# 69990 with 63030



## scar5901 (Jun 2, 2011)

I am confused, I have many tools to utilize for research the above - per AMA CPT Professional 2011 the above codes are allowed together, as the list under 69990 does not include 63030 as a procedure that includes 69990 as an inclusive component.  When I search NCCI Column 1/Column 2 Edits it is showing 69990 is not allowed and modifier not permitted as well.  
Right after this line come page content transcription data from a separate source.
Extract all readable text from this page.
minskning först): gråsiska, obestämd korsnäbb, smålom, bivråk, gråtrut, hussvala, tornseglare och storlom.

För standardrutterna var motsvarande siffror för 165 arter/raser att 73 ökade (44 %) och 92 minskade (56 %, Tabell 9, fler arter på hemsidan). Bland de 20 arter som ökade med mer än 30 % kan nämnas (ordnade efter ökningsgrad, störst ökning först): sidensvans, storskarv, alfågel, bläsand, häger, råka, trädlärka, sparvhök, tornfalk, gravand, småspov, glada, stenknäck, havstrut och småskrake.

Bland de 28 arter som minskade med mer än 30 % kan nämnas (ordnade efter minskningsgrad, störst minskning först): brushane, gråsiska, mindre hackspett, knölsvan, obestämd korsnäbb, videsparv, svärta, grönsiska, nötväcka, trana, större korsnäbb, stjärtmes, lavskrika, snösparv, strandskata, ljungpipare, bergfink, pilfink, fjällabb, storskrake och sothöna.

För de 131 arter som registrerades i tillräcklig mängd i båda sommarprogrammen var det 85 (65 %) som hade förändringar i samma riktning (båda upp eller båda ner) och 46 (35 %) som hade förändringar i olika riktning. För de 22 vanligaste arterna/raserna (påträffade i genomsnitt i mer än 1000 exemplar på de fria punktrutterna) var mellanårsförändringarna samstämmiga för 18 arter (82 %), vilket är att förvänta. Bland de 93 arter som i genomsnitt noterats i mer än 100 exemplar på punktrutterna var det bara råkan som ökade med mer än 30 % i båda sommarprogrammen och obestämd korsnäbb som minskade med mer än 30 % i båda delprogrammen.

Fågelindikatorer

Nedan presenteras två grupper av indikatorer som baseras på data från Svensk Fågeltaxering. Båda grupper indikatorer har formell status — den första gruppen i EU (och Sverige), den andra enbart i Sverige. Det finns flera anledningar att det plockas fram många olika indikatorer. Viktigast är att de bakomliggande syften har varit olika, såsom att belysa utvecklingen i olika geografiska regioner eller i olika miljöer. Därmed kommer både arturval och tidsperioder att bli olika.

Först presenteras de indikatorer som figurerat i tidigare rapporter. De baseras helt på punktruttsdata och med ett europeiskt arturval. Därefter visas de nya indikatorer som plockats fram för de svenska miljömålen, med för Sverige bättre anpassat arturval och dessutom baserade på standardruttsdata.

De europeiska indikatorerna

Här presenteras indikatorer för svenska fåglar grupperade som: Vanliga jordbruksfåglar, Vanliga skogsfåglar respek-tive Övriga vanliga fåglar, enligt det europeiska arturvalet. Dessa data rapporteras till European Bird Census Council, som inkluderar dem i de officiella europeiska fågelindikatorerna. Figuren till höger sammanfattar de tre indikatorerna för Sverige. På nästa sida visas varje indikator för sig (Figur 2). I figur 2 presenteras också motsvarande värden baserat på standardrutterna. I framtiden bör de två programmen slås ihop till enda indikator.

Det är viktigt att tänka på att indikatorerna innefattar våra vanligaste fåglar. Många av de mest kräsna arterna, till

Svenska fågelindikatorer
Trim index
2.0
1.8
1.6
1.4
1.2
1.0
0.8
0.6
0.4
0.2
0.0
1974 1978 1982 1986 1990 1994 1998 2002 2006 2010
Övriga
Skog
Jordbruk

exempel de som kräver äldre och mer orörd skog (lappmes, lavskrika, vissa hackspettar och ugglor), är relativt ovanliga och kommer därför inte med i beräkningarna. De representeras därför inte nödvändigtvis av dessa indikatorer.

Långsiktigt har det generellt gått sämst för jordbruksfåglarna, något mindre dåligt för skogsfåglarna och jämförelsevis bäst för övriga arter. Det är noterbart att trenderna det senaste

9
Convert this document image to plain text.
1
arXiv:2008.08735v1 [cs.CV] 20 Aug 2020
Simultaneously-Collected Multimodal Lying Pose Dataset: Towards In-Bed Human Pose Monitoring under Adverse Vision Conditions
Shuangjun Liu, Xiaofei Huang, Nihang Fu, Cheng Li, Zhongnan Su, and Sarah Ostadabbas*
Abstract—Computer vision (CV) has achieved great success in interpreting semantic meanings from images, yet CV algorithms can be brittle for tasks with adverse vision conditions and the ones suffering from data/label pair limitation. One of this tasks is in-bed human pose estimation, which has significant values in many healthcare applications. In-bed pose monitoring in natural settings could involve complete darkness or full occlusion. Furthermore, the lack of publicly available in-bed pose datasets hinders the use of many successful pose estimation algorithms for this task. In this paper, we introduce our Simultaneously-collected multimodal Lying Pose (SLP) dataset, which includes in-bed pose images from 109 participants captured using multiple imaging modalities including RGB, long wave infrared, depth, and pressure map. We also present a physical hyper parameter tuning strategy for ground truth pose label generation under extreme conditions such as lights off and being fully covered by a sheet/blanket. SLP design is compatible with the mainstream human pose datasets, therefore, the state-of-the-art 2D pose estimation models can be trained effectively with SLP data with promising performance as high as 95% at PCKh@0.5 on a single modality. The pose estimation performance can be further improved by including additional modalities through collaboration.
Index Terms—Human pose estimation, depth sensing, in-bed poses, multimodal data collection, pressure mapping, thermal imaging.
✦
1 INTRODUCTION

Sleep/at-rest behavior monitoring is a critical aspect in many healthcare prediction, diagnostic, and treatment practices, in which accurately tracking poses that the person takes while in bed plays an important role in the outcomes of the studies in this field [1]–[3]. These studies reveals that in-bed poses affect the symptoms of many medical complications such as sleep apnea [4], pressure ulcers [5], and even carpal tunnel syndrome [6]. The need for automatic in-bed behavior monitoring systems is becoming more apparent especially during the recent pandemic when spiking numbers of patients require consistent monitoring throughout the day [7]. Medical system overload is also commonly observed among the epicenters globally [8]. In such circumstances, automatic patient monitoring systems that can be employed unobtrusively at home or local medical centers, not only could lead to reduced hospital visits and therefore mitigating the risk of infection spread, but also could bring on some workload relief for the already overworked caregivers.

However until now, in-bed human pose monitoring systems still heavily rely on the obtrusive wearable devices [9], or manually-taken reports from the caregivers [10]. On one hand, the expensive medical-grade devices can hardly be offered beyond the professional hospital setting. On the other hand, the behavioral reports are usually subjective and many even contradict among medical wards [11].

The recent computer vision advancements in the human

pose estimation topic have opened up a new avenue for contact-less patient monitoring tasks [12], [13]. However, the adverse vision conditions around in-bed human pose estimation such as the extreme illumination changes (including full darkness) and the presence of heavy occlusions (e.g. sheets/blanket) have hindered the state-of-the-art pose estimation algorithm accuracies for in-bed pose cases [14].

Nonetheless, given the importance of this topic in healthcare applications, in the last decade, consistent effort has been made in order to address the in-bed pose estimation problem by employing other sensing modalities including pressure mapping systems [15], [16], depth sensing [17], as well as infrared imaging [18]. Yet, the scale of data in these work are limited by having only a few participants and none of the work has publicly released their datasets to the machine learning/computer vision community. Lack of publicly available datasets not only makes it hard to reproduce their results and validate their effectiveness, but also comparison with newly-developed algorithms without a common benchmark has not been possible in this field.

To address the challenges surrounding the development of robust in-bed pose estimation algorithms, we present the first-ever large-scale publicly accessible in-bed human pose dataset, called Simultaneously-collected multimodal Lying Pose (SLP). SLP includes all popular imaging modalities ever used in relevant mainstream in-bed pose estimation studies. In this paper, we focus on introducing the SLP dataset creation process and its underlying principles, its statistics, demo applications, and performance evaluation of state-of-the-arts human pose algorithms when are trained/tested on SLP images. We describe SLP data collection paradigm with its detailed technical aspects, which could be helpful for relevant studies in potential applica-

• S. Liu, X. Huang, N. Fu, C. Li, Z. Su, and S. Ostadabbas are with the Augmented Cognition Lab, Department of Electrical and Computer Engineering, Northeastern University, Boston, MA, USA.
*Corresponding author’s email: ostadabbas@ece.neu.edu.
Per the AMA CPT Network site - 69990 states *all* the codes listed within the AMA CPT Manual under the italic portion are considered to have the operating microscope as an inclusive component. If *all* is correct, then why is CCI saying "NEVER RULE" applies and considers 69990 inclusive to 63030?


----------



## RebeccaWoodward* (Jun 2, 2011)

scar5901 said:


> I am confused, I have many tools to utilize for research the above - per AMA CPT Professional 2011 the above codes are allowed together, as the list under 69990 does not include 63030 as a procedure that includes 69990 as an inclusive component.  When I search NCCI Column 1/Column 2 Edits it is showing 69990 is not allowed and modifier not permitted as well.
> 
> Per the AMA CPT Network site - 69990 states *all* the codes listed within the AMA CPT Manual under the italic portion are considered to have the operating microscope as an inclusive component. If *all* is correct, then why is CCI saying "NEVER RULE" applies and considers 69990 inclusive to 63030?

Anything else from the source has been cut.